USD/CNH remains on the front foot at the highest levels in six months, mildly bid near 7.1530 during early Thursday, as fears of the Federal Reserve’s (Fed) rate hikes contrast with the concerns that the People’s Bank of China will cut the benchmark rates. That said, the market’s fears of economic slowdown also weigh on the offshore Chinese Yuan (CNH).
That said, a slew of Chinese state banks including the Industrial and Commercial Bank of China, Bank of China and Construction Bank cut their benchmark rates. The same raises speculations that the Chinese central bank, namely the People’s Bank of China (PBOC), will also cut the rates.

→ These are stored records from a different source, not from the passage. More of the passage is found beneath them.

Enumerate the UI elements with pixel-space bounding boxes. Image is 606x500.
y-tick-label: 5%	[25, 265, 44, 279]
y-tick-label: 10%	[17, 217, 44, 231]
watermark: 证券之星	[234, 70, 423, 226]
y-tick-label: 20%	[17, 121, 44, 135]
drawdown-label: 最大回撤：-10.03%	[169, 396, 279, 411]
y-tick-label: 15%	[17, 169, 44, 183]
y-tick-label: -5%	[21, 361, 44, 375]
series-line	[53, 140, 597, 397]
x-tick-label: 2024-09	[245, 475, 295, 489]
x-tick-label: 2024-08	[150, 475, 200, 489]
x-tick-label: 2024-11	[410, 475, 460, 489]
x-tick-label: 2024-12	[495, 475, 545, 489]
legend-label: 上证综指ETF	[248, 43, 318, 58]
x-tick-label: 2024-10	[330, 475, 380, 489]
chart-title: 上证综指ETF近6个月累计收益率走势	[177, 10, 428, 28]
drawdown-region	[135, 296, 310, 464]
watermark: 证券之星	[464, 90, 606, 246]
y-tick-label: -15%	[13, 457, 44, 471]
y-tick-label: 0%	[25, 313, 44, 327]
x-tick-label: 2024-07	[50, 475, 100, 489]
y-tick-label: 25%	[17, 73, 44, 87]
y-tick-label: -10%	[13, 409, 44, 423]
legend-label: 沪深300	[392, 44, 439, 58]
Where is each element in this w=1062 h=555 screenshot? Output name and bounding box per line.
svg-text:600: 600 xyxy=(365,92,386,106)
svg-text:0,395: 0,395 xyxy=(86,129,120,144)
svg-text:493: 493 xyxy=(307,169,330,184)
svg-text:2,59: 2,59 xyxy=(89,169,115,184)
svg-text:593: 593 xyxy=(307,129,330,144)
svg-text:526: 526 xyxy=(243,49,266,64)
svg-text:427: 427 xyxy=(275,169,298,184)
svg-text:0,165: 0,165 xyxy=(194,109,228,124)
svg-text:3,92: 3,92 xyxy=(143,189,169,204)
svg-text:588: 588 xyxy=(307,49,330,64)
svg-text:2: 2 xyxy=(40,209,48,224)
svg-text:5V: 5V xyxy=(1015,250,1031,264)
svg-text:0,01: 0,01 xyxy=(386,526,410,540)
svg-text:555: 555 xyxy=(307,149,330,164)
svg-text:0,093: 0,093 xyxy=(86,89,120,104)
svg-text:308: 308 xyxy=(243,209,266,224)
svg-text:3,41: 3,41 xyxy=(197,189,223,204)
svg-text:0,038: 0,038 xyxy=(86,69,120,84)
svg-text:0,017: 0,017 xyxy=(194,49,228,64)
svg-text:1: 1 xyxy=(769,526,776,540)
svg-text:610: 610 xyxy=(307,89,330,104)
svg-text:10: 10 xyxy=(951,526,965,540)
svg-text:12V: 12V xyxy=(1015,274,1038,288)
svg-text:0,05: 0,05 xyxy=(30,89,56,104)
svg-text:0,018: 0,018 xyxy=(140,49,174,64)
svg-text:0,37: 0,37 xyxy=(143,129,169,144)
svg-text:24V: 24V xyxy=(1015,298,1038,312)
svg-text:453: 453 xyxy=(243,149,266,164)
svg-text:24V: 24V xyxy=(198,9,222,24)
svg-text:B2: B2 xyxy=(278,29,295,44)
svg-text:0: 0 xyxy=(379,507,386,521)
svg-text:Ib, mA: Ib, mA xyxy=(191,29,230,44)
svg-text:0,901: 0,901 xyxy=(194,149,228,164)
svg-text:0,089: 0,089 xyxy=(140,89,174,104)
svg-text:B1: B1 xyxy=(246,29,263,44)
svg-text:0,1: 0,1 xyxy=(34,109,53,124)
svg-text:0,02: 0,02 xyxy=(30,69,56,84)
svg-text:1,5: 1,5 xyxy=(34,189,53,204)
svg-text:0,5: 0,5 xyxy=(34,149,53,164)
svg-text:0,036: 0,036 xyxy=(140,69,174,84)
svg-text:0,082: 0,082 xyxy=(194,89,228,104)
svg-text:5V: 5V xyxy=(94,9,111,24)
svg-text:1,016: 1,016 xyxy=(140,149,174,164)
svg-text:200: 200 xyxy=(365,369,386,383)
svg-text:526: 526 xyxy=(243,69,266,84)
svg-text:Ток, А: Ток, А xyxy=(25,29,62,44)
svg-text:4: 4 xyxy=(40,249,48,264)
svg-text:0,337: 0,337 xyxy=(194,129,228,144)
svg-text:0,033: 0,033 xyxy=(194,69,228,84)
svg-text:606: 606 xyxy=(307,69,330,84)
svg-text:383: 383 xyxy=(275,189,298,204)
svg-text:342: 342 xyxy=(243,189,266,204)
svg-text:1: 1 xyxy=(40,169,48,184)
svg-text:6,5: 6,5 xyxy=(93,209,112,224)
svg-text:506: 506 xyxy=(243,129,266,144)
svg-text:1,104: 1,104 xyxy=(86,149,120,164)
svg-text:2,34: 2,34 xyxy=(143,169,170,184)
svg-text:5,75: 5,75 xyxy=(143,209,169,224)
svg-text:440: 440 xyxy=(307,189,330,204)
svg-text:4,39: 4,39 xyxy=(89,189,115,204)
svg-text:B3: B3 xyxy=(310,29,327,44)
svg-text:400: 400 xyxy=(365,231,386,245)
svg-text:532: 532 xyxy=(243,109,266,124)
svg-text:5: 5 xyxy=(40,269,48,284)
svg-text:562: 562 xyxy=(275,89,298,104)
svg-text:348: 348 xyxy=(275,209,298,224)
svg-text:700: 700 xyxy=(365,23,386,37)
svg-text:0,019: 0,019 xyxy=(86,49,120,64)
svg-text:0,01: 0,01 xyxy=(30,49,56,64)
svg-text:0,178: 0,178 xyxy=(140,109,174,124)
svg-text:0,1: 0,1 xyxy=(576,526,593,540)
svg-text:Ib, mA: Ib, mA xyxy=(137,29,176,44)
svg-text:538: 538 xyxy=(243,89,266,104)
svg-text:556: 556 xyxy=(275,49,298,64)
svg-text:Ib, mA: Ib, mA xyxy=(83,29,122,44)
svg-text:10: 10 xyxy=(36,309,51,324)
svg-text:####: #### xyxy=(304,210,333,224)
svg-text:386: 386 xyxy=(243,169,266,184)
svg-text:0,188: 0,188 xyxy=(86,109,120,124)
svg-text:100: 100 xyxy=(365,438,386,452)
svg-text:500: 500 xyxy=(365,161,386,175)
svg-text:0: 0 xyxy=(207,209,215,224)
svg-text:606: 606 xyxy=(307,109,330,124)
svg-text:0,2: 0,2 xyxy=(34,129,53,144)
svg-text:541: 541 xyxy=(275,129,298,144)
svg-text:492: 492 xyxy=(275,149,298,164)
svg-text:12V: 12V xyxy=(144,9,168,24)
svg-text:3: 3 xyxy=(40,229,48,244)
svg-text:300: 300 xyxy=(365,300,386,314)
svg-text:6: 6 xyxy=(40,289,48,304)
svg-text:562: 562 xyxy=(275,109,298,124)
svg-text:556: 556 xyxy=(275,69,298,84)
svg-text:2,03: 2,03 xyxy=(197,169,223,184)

Alternatively, China’s Director of China's National Administration of Financial Regulation Li Yunze recently mentioned that the economy is still recovering.
On the other hand, the latest increase in the market’s bets on the Federal Reserve’s 25 bps rate hike in July increased, even as the June Federal Open Market Committee (FOMC) is likely to keep the rates unchanged, propel the USD/CNH price even as the US Dollar struggles of late.
Previously, the risk profile soured on the latest Organisation for Economic Co-operation and Development (OECD) report that said that the global economy is set for a weak recovery over the coming years as persistent core inflation and tighter monetary policy weigh on demand. The OECD report also mentioned, “Sees Chinese growth of 5.4% in 2023 and 5.1% in 2024 (previously 5.3% in 2023 and 4.9% in 2024).”
Against this backdrop, the US 10-year bond coupons remain mostly unchanged at 3.79% by the press time whereas the two-year yields grind higher to 4.54% as we write. While portraying the market’s mood, Wall Street closed mixed and S&500 Futures struggle for clear directions.
Looking forward, USD/CNH traders may need to keep their eyes on the risk catalysts for clear directions, which in turn highlights headlines surrounding growth and central banks. That said, Friday’s China inflation data will crucial to watch ahead of the next week’s all-important Federal Open Market Committee (FOMC) monetary policy meeting.
A one-month-old bullish trend channel, currently between 7.1830 and 7.1000, restricts short-term USD/CNH moves while keeping the bulls hopeful.